An independent committee set up by Nissan Motor to it advise on how strengthen corporate governance following the arrest of Carlos Ghosn last November found that the former chairman wielded too much power at the Japanese automaker.

The committee's findings were submitted this week to the board of directors at Nissan Motor which is based in Yokohama. 

It concluded "the root cause of the misconduct was the concentration of all authority in Mr Ghosn" and recommended Nissan add more independent outside directors to its board to help improve executive compensation supervision and overall financial auditing.

Seiichiro Nishioka, a former judge and the co-chair of the committee, said "the facts show there were governance problems at Nissan and that checks and balances needed to detect the wrongdoing were missing".

Nissan wants to distance itself from Ghosn's upcoming criminal trial. He is accused of financial misconduct including falsifying financial reports and under-reporting his compensation.

Ghosn had been chairman of Nissan Motor for two decades until he was ousted at a shareholders meeting earlier this year.

As chairman of Renault, he led efforts to save Nissan from bankruptcy in the late 1990s, resulting in the French firm taking a 43.6% stake in the company. 

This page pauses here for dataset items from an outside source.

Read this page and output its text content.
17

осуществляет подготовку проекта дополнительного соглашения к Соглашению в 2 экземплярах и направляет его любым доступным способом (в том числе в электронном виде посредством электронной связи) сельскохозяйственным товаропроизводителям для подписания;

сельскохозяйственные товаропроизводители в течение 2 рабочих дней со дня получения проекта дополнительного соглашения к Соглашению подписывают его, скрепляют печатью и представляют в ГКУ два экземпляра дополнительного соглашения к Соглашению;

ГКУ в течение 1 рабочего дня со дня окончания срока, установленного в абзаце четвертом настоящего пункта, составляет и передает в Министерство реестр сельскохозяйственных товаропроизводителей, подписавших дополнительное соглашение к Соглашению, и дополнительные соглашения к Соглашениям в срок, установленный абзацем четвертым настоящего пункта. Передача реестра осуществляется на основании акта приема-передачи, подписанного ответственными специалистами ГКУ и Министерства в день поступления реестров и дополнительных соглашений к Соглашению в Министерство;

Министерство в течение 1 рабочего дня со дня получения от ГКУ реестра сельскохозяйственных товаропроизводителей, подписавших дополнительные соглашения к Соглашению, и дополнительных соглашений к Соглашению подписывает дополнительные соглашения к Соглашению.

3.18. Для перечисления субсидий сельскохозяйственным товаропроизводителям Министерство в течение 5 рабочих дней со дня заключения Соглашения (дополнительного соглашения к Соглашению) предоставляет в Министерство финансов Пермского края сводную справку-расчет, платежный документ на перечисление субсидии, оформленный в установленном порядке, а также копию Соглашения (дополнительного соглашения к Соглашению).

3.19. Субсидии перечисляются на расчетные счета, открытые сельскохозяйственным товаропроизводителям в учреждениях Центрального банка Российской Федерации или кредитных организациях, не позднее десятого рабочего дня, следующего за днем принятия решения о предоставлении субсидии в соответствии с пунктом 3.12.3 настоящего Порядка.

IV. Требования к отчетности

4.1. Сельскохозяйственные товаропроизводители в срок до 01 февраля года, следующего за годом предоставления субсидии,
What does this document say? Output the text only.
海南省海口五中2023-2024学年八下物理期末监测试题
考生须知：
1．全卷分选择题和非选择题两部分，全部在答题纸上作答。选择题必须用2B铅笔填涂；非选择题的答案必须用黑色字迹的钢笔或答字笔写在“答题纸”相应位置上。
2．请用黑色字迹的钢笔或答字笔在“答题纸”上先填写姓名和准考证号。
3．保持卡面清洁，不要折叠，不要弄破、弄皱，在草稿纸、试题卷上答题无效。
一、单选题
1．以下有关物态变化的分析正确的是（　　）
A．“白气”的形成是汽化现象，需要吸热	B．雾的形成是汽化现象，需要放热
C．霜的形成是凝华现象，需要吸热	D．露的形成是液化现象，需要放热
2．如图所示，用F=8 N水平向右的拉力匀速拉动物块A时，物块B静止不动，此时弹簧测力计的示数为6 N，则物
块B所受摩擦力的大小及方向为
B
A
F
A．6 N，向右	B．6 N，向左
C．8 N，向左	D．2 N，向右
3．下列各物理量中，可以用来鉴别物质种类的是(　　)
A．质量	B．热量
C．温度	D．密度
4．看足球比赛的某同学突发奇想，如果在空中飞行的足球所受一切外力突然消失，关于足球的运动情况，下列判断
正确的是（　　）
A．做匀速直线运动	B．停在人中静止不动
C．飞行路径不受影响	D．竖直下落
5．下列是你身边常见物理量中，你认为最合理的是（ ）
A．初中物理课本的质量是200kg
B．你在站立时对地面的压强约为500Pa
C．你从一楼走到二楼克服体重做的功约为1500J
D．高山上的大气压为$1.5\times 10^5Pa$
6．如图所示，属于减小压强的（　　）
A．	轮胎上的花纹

He denies the financial misconduct allegations, claiming the charges brought against him by the current Nissan board are politically motivated – triggered by opposition to Ghosn's plans for a full scale merger between Renault and Nissan. 

Nissan plans to abolish the post of chairman under a new management restructuring plan, to give way to two separate positions.

The company also plans to appoint a group of independent directors to monitor executive compensation and oversee director appointments and auditing.